SETELAH BAPAK IBU TIADA
lebaran-keluarga-besar-di-Solo (Gambar: koleksi pribadi) |
Tahun 1999 setelah ibu saya meninggal, tradisi sungkeman di keluarga kami masih berlanjut. Namun yang berubah adalah tradisi masak memasak saat lebaran. Karena saya tak pandai memasak, saat lebaran saya lebih suka pesan ke katering yang bisa menyediakan masakan lebaran (opor, sambel goreng dan kawan-kawannya).
Semenjak ibu meninggal, bapak tinggal di rumah saya. Jadi setiap lebaran pasti adik-adik berdatangan dan menginap di rumah saya. Karena saya anak sulung yang dituakan dan ada bapak yang tinggal berama saya.Wah, rasanya senang sekali berkumpul bareng adik-adik dan ponakan-ponakan. Kebetulan ke tiga adik saya berdomisili di luar kota Semarang. Tetapi rasanya ada yang kurang, karena ibu sudah tidak ada. Sedih? Pasti lah … rasanya nggak utuh lagi, ngga ada yang memasak buat kami. Biasanya sesudah sholat Ied kami berziarah ke makam ibu dan mendoakan agar tenang di sisi Allah SWT.
Setahun yang lalu bapak meninggal karena stroke.

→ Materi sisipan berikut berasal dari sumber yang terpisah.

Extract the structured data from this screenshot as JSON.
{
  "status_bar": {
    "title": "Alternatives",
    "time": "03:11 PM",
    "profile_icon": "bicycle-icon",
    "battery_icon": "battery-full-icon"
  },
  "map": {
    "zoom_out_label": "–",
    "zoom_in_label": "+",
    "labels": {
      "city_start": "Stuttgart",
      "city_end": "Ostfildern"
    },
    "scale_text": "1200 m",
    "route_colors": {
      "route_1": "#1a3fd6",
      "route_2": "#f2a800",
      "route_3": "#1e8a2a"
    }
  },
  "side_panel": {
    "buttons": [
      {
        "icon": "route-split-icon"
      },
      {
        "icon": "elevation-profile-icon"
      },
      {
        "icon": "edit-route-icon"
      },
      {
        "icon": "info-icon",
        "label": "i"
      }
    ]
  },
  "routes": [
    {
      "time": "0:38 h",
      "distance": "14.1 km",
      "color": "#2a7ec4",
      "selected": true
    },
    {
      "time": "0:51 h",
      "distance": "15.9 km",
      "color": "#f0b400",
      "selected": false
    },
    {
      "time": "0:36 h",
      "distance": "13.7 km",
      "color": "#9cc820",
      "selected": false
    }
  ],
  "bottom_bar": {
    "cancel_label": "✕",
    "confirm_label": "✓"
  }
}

Sedih sekali rasanya, bila mengingat semua ini. Bahkan sampai saat ini pun tanpa terasa buliran air mata jatuh ke pipi, bila ingat masa-masa selagi masih ada beliau. Ya bagaimana tidak sedih, bertahun-tahun setelah ibu wafat, bapak tinggal bersama kami. Bulan ramadhan dan lebaran pun selalu di rumah kami bersama dengan putra-putri dan cucu-cucunya.
Kini setelah kedua orang tua kami tiada, tradisi lebaran kumpul bersama keluarga masih kami lakukan. Hanya saja tidak selalu di Semarang, namun di kota-kota lain tempat domisili adik-adik saya. Bergantian tiap tahun. Tahun ini adalah tahun ke-dua setelah bapak tiada. Tahun lalu kami berkumpul di kota Solo setelah shalat Ied, tahun ini kami berencana ngumpul di kota Purwokerto setelah shalat Ied. Tradisi nyekar ke makam bapak ibu tetap kami lakukan. Tradisi sungkeman anak-anak kami juga selalu kami lakukan. Walaupun sedih tanpa kehadiran orang tua kami (eyang kakung dan eyang putri anak-anak kami), namun kami tak lupa selalu mendoakan beliau berdua. Agar dilapangkan jalan tuk menghadap Allah SWT, diampuni dosanya dan diterima amal ibadahnya. Semoga beliau berdua husnul khotimah. Aamin Yaa Robbal Alaamiin.
Semoga tulisan ini bisa sedikit meringankan beban kerinduan saya terhadap bapak dan ibu yang sudah mendahului kami putra-putrinya.